Segawa plunges his readers into the work just as literally as he plunges his heroine, Urushiba Rinka, straight through the floor of her powers as her psychic powers awaken. Startled and inexplicably stripped, we quickly learn through Rinka’s classmate, Azuma Kyotaro, that some mysterious floating fish have granted Rinka the ability to phase herself through objects at will. It isn’t only Rinka who’s been affected either. Both Kyotaro and Rinka’s father, Rindo, now have psychic powers of their own. There’s also talk of a mysterious phantom thief, Black Fist, who’s been stealing artifacts left and right without leaving a single scrap of evidence. Rinka’s suspicions that it might be Kyotaro’s teleportation power bear an uncanny similarity to eyewitness reports of the thief’s latest heist lead her to investigate on her own, only to find that Black Fist isn’t Kyotaro at all, but the confident and cocky Kuroi Kobushi, whose powers allow her to turn invisible.
Thwarting Kobushi’s efforts, Kyotaro quickly reveals his true intentions to Rinka. He wants Rinka to join him on his quest as a hero of justice. Though Rinka seems hesitant at first, wanting to devote her time to supporting her struggling and unemployed father, the two of them quickly find themselves caught up in a conflict of yakuza, ESPers, and one very strange flying penguin. And that’s only the beginning.
From page one; Tokyo ESP doesn’t fail to establish itself as a faced-paced action title. Segawa manages to maintain the forward motion of his plot in a way that doesn’t leave the reader feeling rushed, but still manages to keep the punches flying page after page. However, in his relentless pacing, it sometimes feels like the depth of the characters he’s brought to the page gets lost in the hubbub. Rinka’s poverty, for example, is a fairly striking trait for a shounen protagonist to have. Yet for as much as we’ll see the occasional complaint about her need to work at her part-time job, or how she doesn’t have enough money to last until her next paycheck, her busy schedule and struggle to make ends meet is never something that comes to bear on the plot itself. Part time work or not, she’s got plenty of time to go investigate Black Fist’s heist or go chasing flying penguins with Kyotaro. In the end, it makes it feel like her hardship is written off more as a recurring gag than as something that actually reflects on her character.

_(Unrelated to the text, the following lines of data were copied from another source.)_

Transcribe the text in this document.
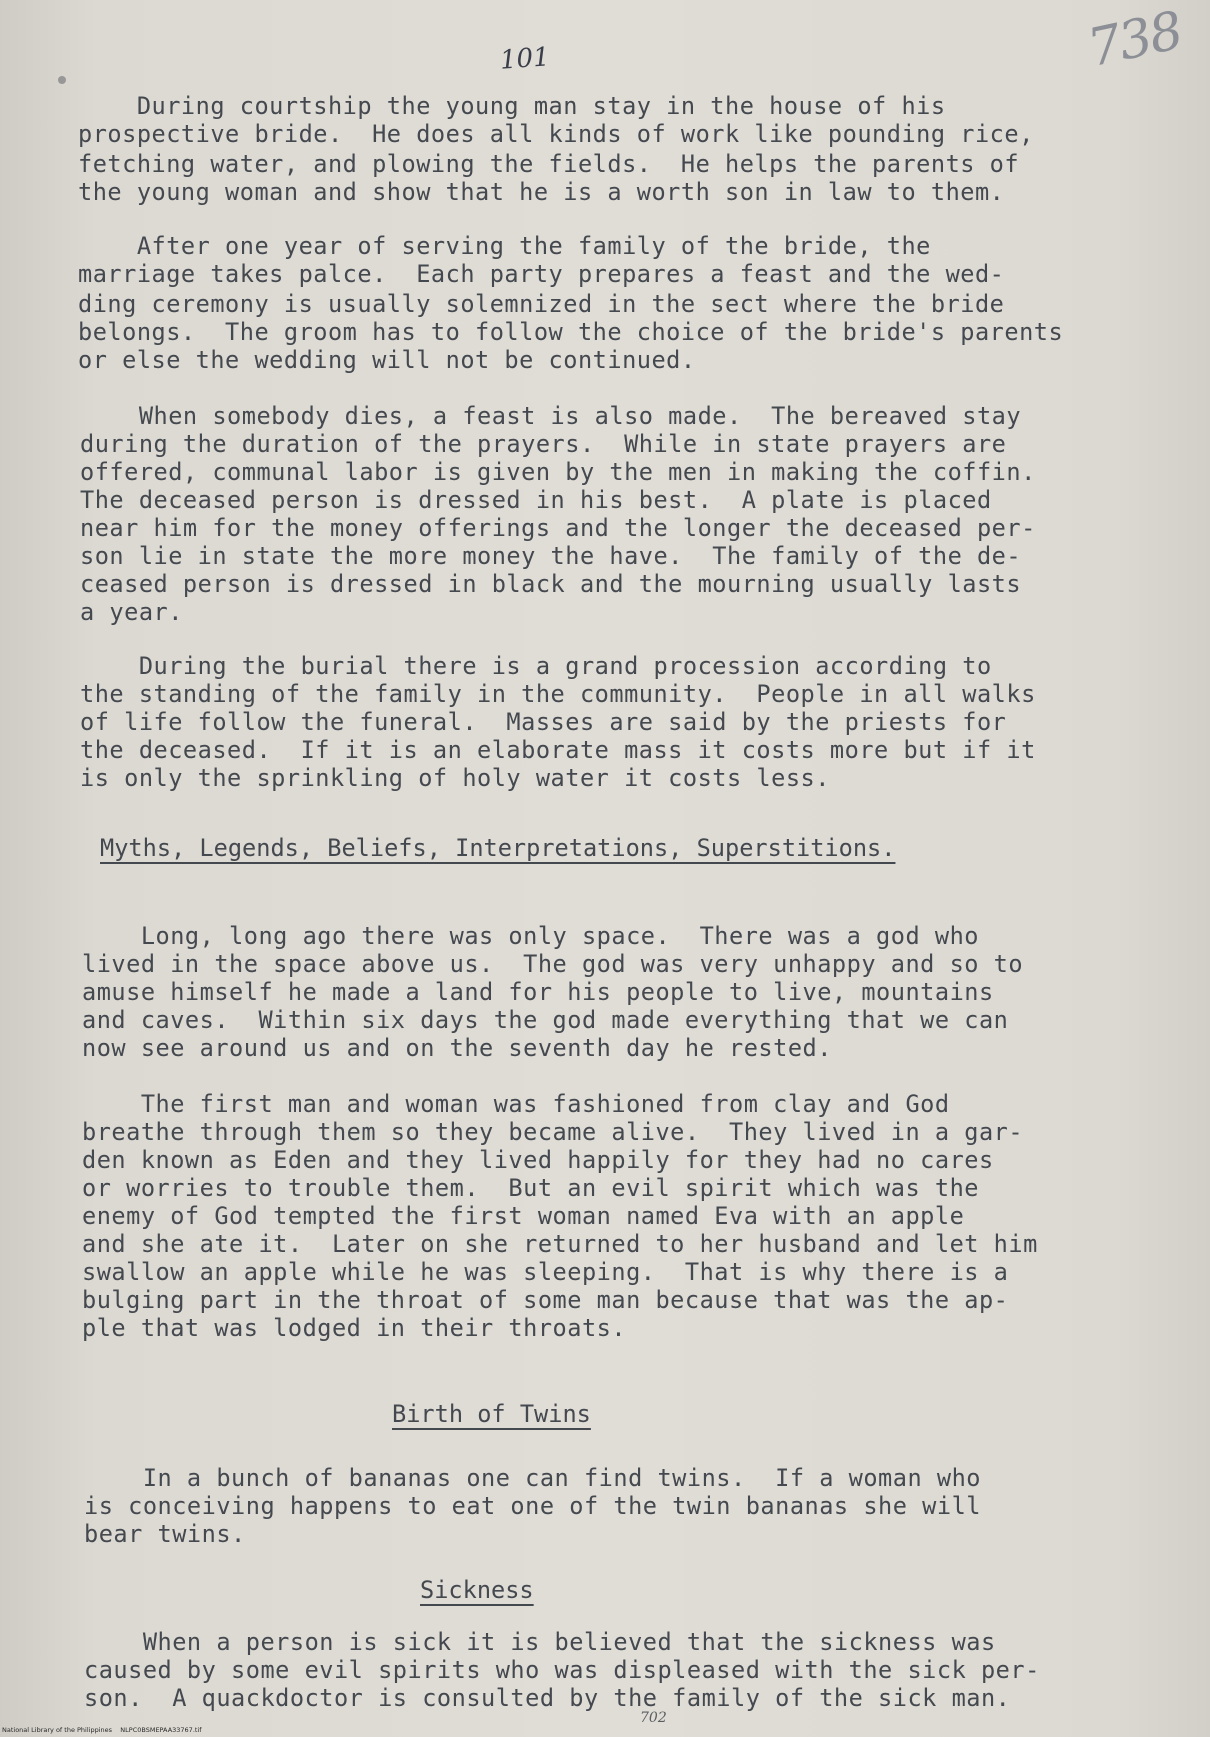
101	738
During courtship the young man stay in the house of his
prospective bride.  He does all kinds of work like pounding rice,
fetching water, and plowing the fields.  He helps the parents of
the young woman and show that he is a worth son in law to them.
After one year of serving the family of the bride, the
marriage takes palce.  Each party prepares a feast and the wed-
ding ceremony is usually solemnized in the sect where the bride
belongs.  The groom has to follow the choice of the bride's parents
or else the wedding will not be continued.
When somebody dies, a feast is also made.  The bereaved stay
during the duration of the prayers.  While in state prayers are
offered, communal labor is given by the men in making the coffin.
The deceased person is dressed in his best.  A plate is placed
near him for the money offerings and the longer the deceased per-
son lie in state the more money the have.  The family of the de-
ceased person is dressed in black and the mourning usually lasts
a year.
During the burial there is a grand procession according to
the standing of the family in the community.  People in all walks
of life follow the funeral.  Masses are said by the priests for
the deceased.  If it is an elaborate mass it costs more but if it
is only the sprinkling of holy water it costs less.
Myths, Legends, Beliefs, Interpretations, Superstitions.
Long, long ago there was only space.  There was a god who
lived in the space above us.  The god was very unhappy and so to
amuse himself he made a land for his people to live, mountains
and caves.  Within six days the god made everything that we can
now see around us and on the seventh day he rested.
The first man and woman was fashioned from clay and God
breathe through them so they became alive.  They lived in a gar-
den known as Eden and they lived happily for they had no cares
or worries to trouble them.  But an evil spirit which was the
enemy of God tempted the first woman named Eva with an apple
and she ate it.  Later on she returned to her husband and let him
swallow an apple while he was sleeping.  That is why there is a
bulging part in the throat of some man because that was the ap-
ple that was lodged in their throats.
Birth of Twins
In a bunch of bananas one can find twins.  If a woman who
is conceiving happens to eat one of the twin bananas she will
bear twins.
Sickness
When a person is sick it is believed that the sickness was
caused by some evil spirits who was displeased with the sick per-
son.  A quackdoctor is consulted by the family of the sick man.
702
National Library of the Philippines    NLPC0BSMEPAA33767.tif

Segawa’s seeming confusion on whether to keep his series serious or lighthearted also shows through in the art that he puts to the page. While all of the main characters have distinct and well-rendered designs, whenever there’s an unimportant side character, like Rinka’s classmates or random police officers, they’re drawn in such a grotesque parodic style that it almost looks like they’ve been snatched from the pages of a different manga. For a story that offers such a unique play on the idea of superhuman psychic powers, it’s a little disappointing to see that Segawa can’t seem to make up his mind on what kind of story he wants to tell.
Sivasubramanian’s translation is also surprisingly poor for a veteran in the industry. While his work has no glaring errors or obvious mistakes, it’s rife with stilted and awkward dialogue that doesn’t really convey the voice of the characters on the page. After all, what kind of high school girl says something like “The weirdest person in the world goes to the same school as I”? And who would expect a grade school boy from a war-torn country to spout off a line like “we won’t even be able to keep up business.”? Sivasubramanian’s notes also leave something to be desired. When he clarifies that Kuroi Kobushi’s given name is a homophone for the phrase “Black Fist” in Japanese, he mistakenly labels it as a literal translation even though her name is written with different kanji.
In the end, the most appealing part of Tokyo ESP is the ESP itself. For those looking on a unique take on the latently awoken psychic powers genre, the story does seem to have struck out in an interesting direction. However, it remains to be seen whether Segawa will follow through on the path he’s set before himself.